Eine kühle Brise zwängte sich noch mit letzter Kraft vorbei, ehe der schwere Stoff die Grenzen zwischen der Stille des Ladens und dem regen Treiben der Stadt klar und deutlicher denn je definierte. Sie wirbelte verspielt durch den Vorraum, schnellte auf den alten Mann zu und zerbrach an seinem Gehstock, an dem sich die knochigen Hände mutig klammerten, als wäre es die Klippe zwischen dieser und Morsans Sphäre. Er verharrte noch eine ganze Weile in der Mitte des Raumes, seines Ladens in dem er sich eigentlich sicher und geborgen fühlen sollte, doch einmal mehr lernte er wie kurzweilig ein jeder Moment sein mag und wie schnell sich das Blatt zu wenden scheint.
Vielleicht merkte er es nicht einmal das sich seine rechte Hand vom hölzernen Griff löste und plötzlich an der Stelle seiner linken Brust ruhte um den schnellen aber schwachen Herzschlag aufzunehmen. Doch war es vielleicht ebendieser ungewöhnliche Rhythmus der ihn bei Sinnen hielt um nicht auf der Stelle zu zerbrechen.

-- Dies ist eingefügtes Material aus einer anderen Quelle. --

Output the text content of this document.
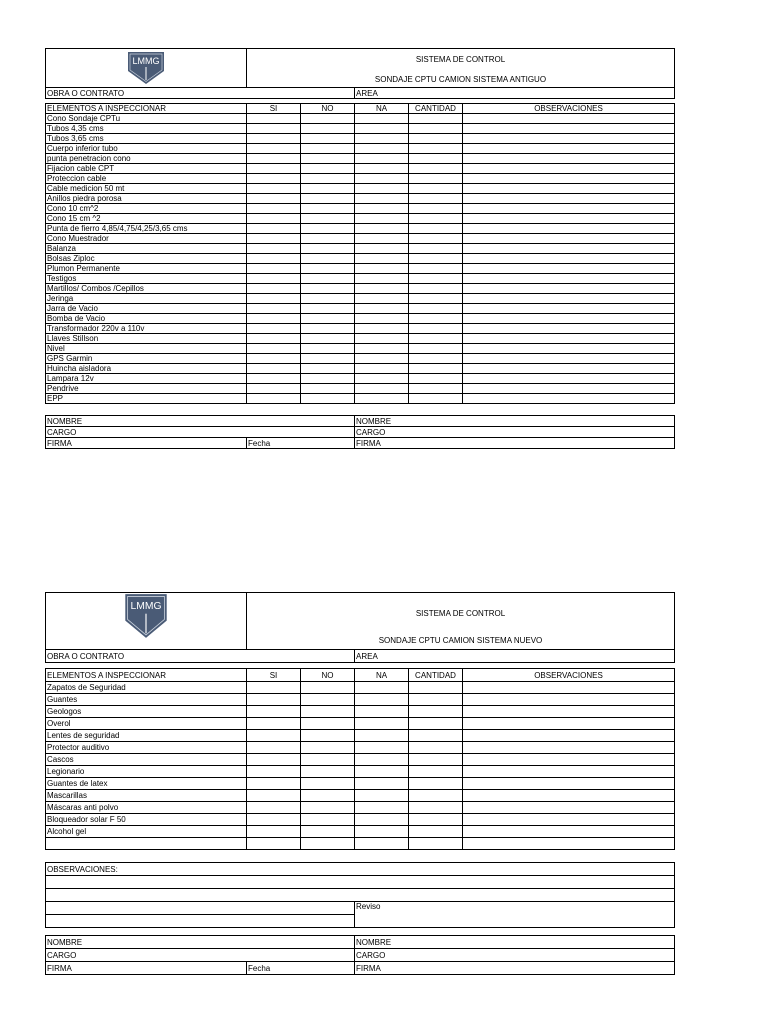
LMMG	SISTEMA DE CONTROL
SONDAJE CPTU CAMION SISTEMA ANTIGUO
OBRA O CONTRATO	AREA
ELEMENTOS A INSPECCIONAR	SI	NO	NA	CANTIDAD	OBSERVACIONES
Cono Sondaje CPTu					
Tubos 4,35 cms					
Tubos 3,65 cms					
Cuerpo inferior tubo					
punta penetracion cono					
Fijacion cable CPT					
Proteccion cable					
Cable medicion 50 mt					
Anillos piedra porosa					
Cono 10 cm^2					
Cono 15 cm ^2					
Punta de fierro 4,85/4,75/4,25/3,65 cms					
Cono Muestrador					
Balanza					
Bolsas Ziploc					
Plumon Permanente					
Testigos					
Martillos/ Combos /Cepillos					
Jeringa					
Jarra de Vacio					
Bomba de Vacio					
Transformador 220v a 110v					
Llaves Stillson					
Nivel					
GPS Garmin					
Huincha aisladora					
Lampara 12v					
Pendrive					
EPP					
NOMBRE		NOMBRE
CARGO		CARGO
FIRMA	Fecha	FIRMA
LMMG

SISTEMA DE CONTROL
SONDAJE CPTU CAMION SISTEMA NUEVO
OBRA O CONTRATO	AREA
ELEMENTOS A INSPECCIONAR	SI	NO	NA	CANTIDAD	OBSERVACIONES
Zapatos de Seguridad					
Guantes					
Geologos					
Overol					
Lentes de seguridad					
Protector auditivo					
Cascos					
Legionario					
Guantes de latex					
Mascarillas					
Máscaras anti polvo					
Bloqueador solar F 50					
Alcohol gel					

OBSERVACIONES:

	Reviso

NOMBRE		NOMBRE
CARGO		CARGO
FIRMA	Fecha	FIRMA
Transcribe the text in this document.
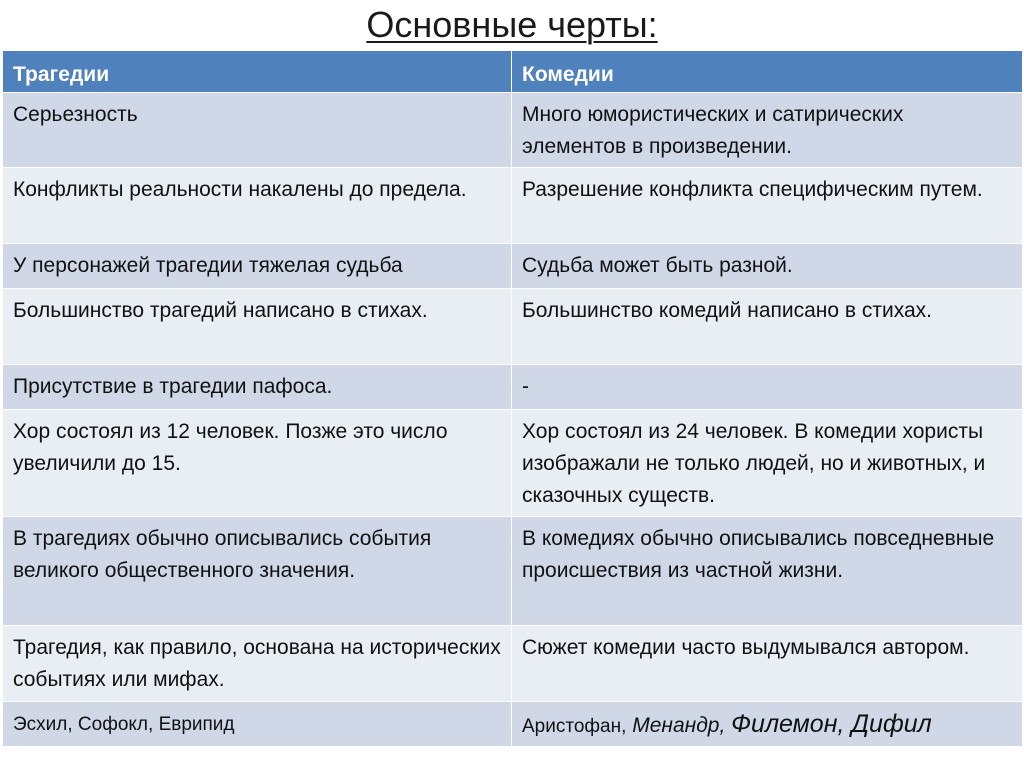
Основные черты:
Трагедии	Комедии
Серьезность	Много юмористических и сатирических элементов в произведении.
Конфликты реальности накалены до предела.	Разрешение конфликта специфическим путем.
У персонажей трагедии тяжелая судьба	Судьба может быть разной.
Большинство трагедий написано в стихах.	Большинство комедий написано в стихах.
Присутствие в трагедии пафоса.	-
Хор состоял из 12 человек. Позже это число увеличили до 15.	Хор состоял из 24 человек. В комедии хористы изображали не только людей, но и животных, и сказочных существ.
В трагедиях обычно описывались события великого общественного значения.	В комедиях обычно описывались повседневные происшествия из частной жизни.
Трагедия, как правило, основана на исторических событиях или мифах.	Сюжет комедии часто выдумывался автором.
Эсхил, Софокл, Еврипид	Аристофан, Менандр, Филемон, Дифил
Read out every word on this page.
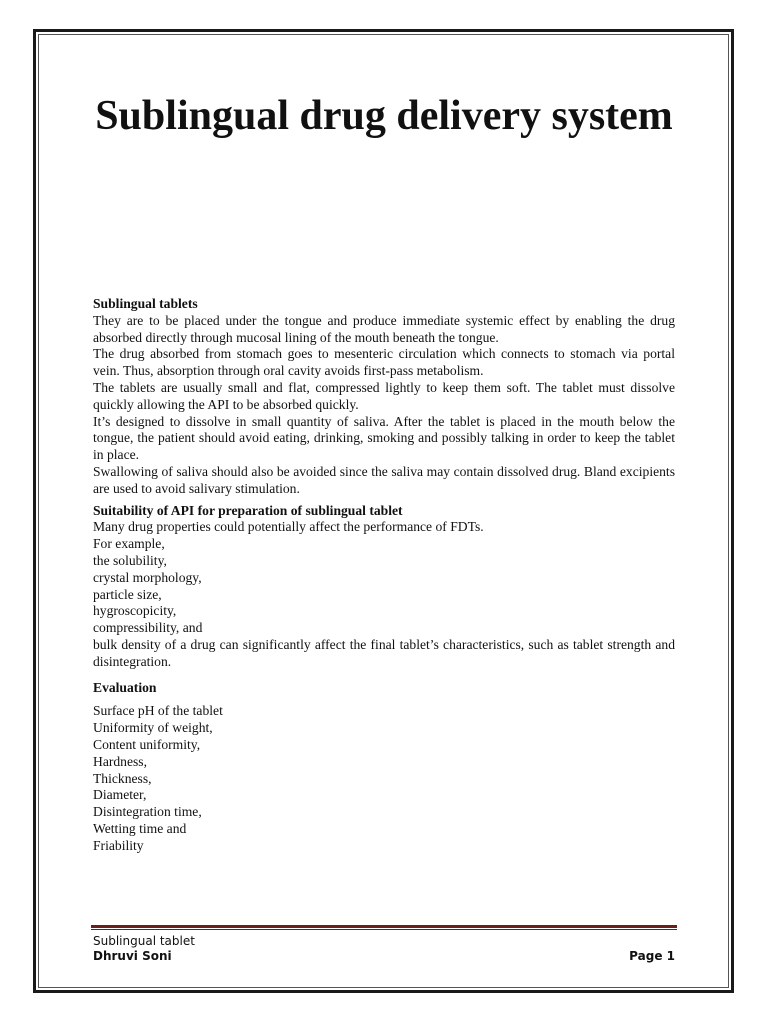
Sublingual drug delivery system

Sublingual tablets

They are to be placed under the tongue and produce immediate systemic effect by enabling the drug absorbed directly through mucosal lining of the mouth beneath the tongue.

The drug absorbed from stomach goes to mesenteric circulation which connects to stomach via portal vein. Thus, absorption through oral cavity avoids first-pass metabolism.

The tablets are usually small and flat, compressed lightly to keep them soft. The tablet must dissolve quickly allowing the API to be absorbed quickly.

It’s designed to dissolve in small quantity of saliva. After the tablet is placed in the mouth below the tongue, the patient should avoid eating, drinking, smoking and possibly talking in order to keep the tablet in place.

Swallowing of saliva should also be avoided since the saliva may contain dissolved drug. Bland excipients are used to avoid salivary stimulation.

Suitability of API for preparation of sublingual tablet

Many drug properties could potentially affect the performance of FDTs.

For example,

the solubility,
crystal morphology,
particle size,
hygroscopicity,
compressibility, and

bulk density of a drug can significantly affect the final tablet’s characteristics, such as tablet strength and disintegration.

Evaluation

Surface pH of the tablet
Uniformity of weight,
Content uniformity,
Hardness,
Thickness,
Diameter,
Disintegration time,
Wetting time and
Friability
Sublingual tablet
Dhruvi Soni	Page 1
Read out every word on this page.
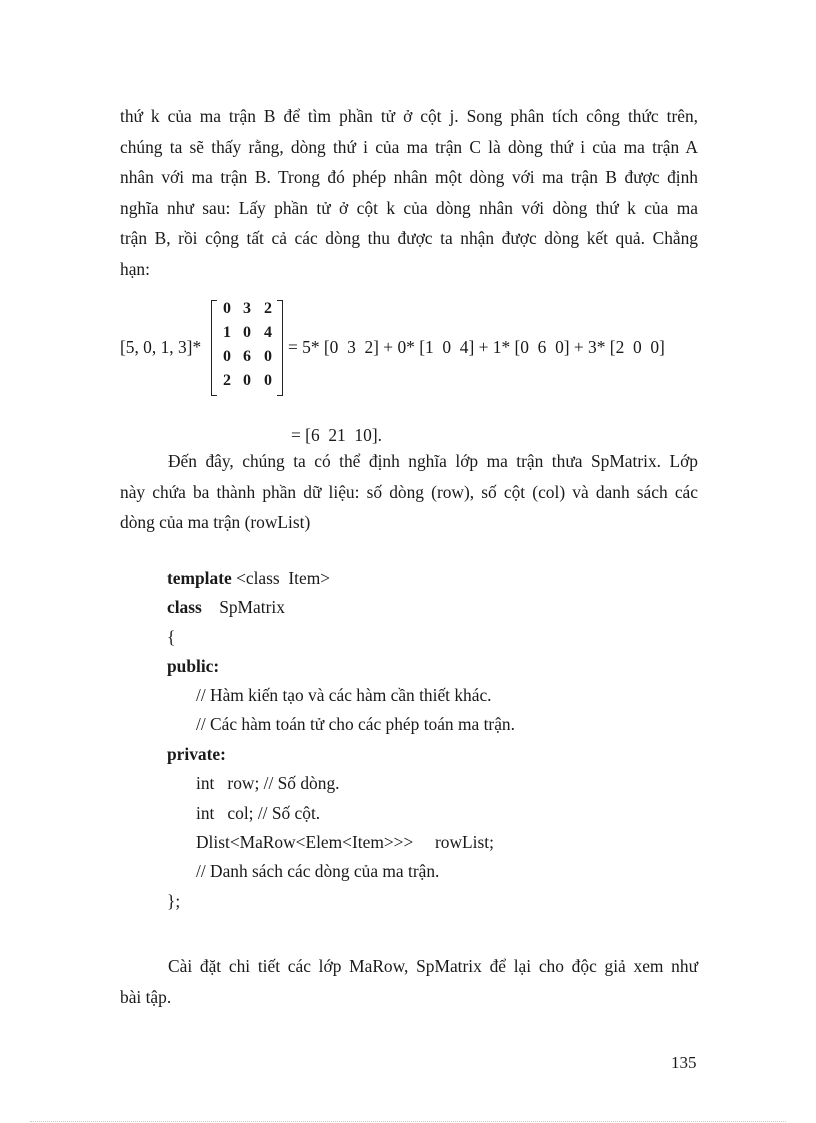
thứ k của ma trận B để tìm phần tử ở cột j. Song phân tích công thức trên,
chúng ta sẽ thấy rằng, dòng thứ i của ma trận C là dòng thứ i của ma trận A
nhân với ma trận B. Trong đó phép nhân một dòng với ma trận B được định
nghĩa như sau: Lấy phần tử ở cột k của dòng nhân với dòng thứ k của ma
trận B, rồi cộng tất cả các dòng thu được ta nhận được dòng kết quả. Chẳng
hạn:
[5, 0, 1, 3]*
0 3 2
1 0 4
0 6 0
2 0 0
= 5* [0  3  2] + 0* [1  0  4] + 1* [0  6  0] + 3* [2  0  0]
= [6  21  10].
Đến đây, chúng ta có thể định nghĩa lớp ma trận thưa SpMatrix. Lớp
này chứa ba thành phần dữ liệu: số dòng (row), số cột (col) và danh sách các
dòng của ma trận (rowList)
template <class  Item>
class    SpMatrix
{
public:
// Hàm kiến tạo và các hàm cần thiết khác.
// Các hàm toán tử cho các phép toán ma trận.
private:
int   row; // Số dòng.
int   col; // Số cột.
Dlist<MaRow<Elem<Item>>>     rowList;
// Danh sách các dòng của ma trận.
};
Cài đặt chi tiết các lớp MaRow, SpMatrix để lại cho độc giả xem như
bài tập.
135
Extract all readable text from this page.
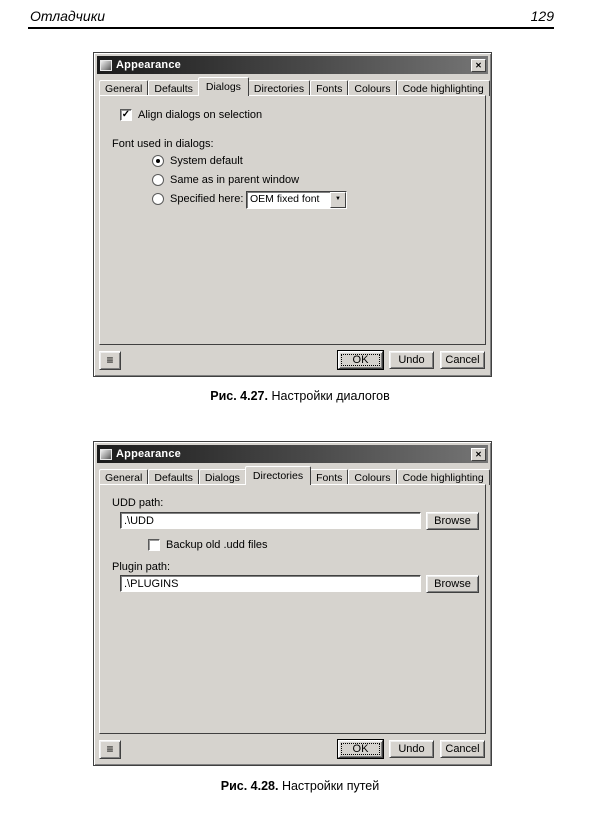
Отладчики	129
Appearance	✕
General	Defaults	Dialogs	Directories	Fonts	Colours	Code highlighting
✓ Align dialogs on selection
Font used in dialogs:
System default
Same as in parent window
Specified here: OEM fixed font	▼
≡	OK	Undo	Cancel
Рис. 4.27. Настройки диалогов
Appearance	✕
General	Defaults	Dialogs	Directories	Fonts	Colours	Code highlighting
UDD path:
.\UDD
Browse
Backup old .udd files
Plugin path:
.\PLUGINS
Browse
≡	OK	Undo	Cancel
Рис. 4.28. Настройки путей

Zögernd drehte er seinen Kopf zum hinteren Bereich seines Ladens und seine braunen Augen folgten beinahe widerwillig einen Wimpernschlag später. Er humpelte träge und still auf den Wasserbottich zu in dessen hölzernem Bauch das Abschiedsgeschenk seines letzten Besuchers steckte. Er begann den Bolzen zu entfernen, das Loch mit Wachs und Knorrholz zu flicken und auch das ausgelaufene Wasser am Boden aufwischen und so verging ein gar nicht enden wollender Moment. Eine farb- und lautlose Szenerie in der nur er allein vorkam, als hätte Timanor selbst eine seiner mächtigen Schwinge über ihn gelegt und ein Vakuum erschaffen, in dem die Zeit selbst an Bedeutung verlor. Ein Raum in dem er sich, gedankenverloren wie er schien, nicht einmal selbst jammern oder wimmern hörte als er schmerzhaft auf seinen alten kaputten Knien hockend und mit aufgeweichten Händen die nassen Tücher in den Eimer legte.

Zitat:
„...ich gebe dir nun eine Chance.. ich lass dir 'ne Woche Zeit, dann komm ich wieder...“

Noch immer im grauen Sog seiner Gedanken gefangen, stand er auf und begab sich zur Tür.

Zitat:
„...wenn du mir dann nicht **** bieten kannst...“

Die schwere Tür schnappte in das Schloss ein und mit einer leichten Bewegung seiner Hand drehte er den Schlüssel.

Zitat:
„...dann sorg' ich dafür das du hier wen brauchst der deinen Laden übernimmt...“

Er stand in der Mitte seines Ladens und formte beide Handflächen so, als würde er sich vorstellen das er etwas fangen müsste.

Zitat:
„...da is' alles drin was du brauchst...“

Erfolglos blickte er auf seine leeren Hände, legte sie auf den gläsernen Deckel seiner Vitrine und starrte auf sein erbärmliches Spiegelbild das sich ihm dort zur Schau stellte. Die klanglosen Worte seines aufdringlichen Kunden schienen um seinen Kopf zu kreisen wie Aasgeier am Himmel, die ihre verrottete Beute ausgemacht haben und nur darauf warteten sich endlich an ihr zu laben, ungeachtet dessen wie widerwärtig es auch sein mag. Doch so klanglos wie die Worte waren, so laut und weit schien ihr bedrohliches Echo zu hallen.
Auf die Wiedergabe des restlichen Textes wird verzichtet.